Reports of secret detention camps run by the Chinese government have been circulating for some time, with satellite images and testimonies from former detainees leaving little doubt as to the existence of these Orwellian facilities. Yet details regarding the purpose and nature of these camps are only now beginning to surface, thanks to a cache of leaked government documents.
Obtained by the International Consortium of Investigative Journalists (ICIJ) and shared with 17 major news outlets, the so-called "China Cables" include highly classified papers from 2017, when the Chinese government first began sending Uighur Muslims to the camps in Xinjiang. Signed by Zhu Hailun, the region’s top security official at the time, the documents have been verified as authentic by a number of experts.
Located in the far north-west of China, Xinjiang is home to around 11 million Uighurs and saw violent clashes between this Muslim minority and the majority Han population in 2009. Claiming to be in the midst of a war on terrorism and Islamic extremism, the government opened what it called “Vocational Educational Training Centers” in 2017, which it claimed were voluntary.
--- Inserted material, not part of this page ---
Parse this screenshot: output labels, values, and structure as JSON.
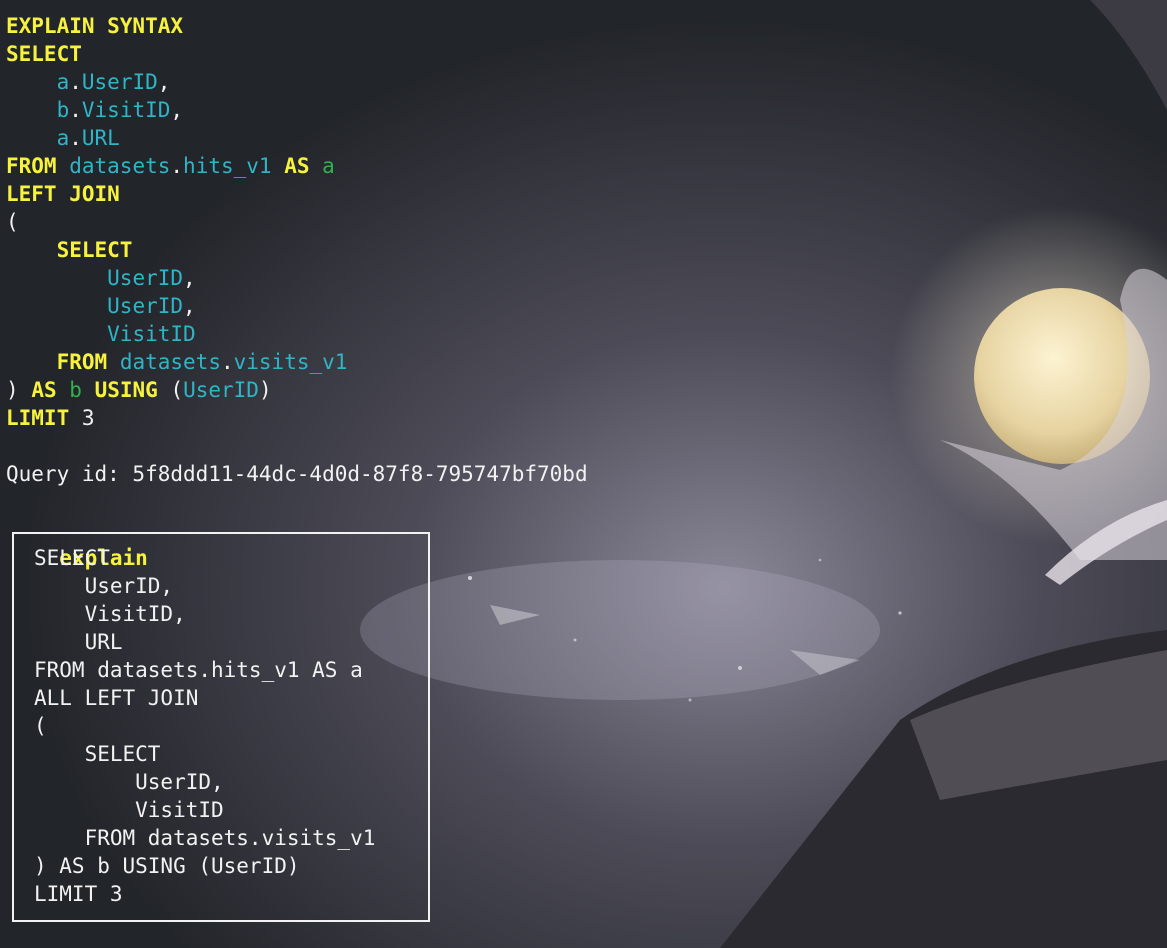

Yet as the China Cables illustrate, these high-security prison camps are far more sinister than their official description lets on.
Among the leaked documents is a nine-page memo outlining how the camps are to be run. “Preventing escape” and implementing 24-hour surveillance “with no blind spots” are listed as top priorities, with officials instructed to monitor and micromanage every aspect of inmates’ lives, including when they are using the toilet.
While in the camp, detainees are referred to as “students,” and those running the facilities are instructed to “promote the repentance and confession of the students for them to understand deeply the illegal, criminal and dangerous nature of their past activity."
In other words, inmates are to be "brainwashed" into renouncing their previous beliefs and lifestyle, and adopting a mentality that conforms to the ruling Communist Party’s liking. Students must spend a minimum of one year in the camp, and can only be released once party officials deem them to have sufficiently “transformed.”
"For those who harbour vague understandings, negative attitudes or even feelings of resistance… carry out education transformation to ensure that results are achieved," the memo instructs.
Other leaked documents include details of a database called the Integrated Joint Operations Platform, which contains information about citizens and is used to identify individuals as candidates for detention. Based on this data, 15,683 were sent to the camps in a single week in June 2017, while 1.8 million Xinjiang residents were singled out simply because they used a file-sharing app called Zapya.
So far, around a million Uighurs are thought to have been detained in these camps without trial, although the Chinese embassy in London has responded to the China Cables as “fake news”, insisting that it only runs voluntary educational centers.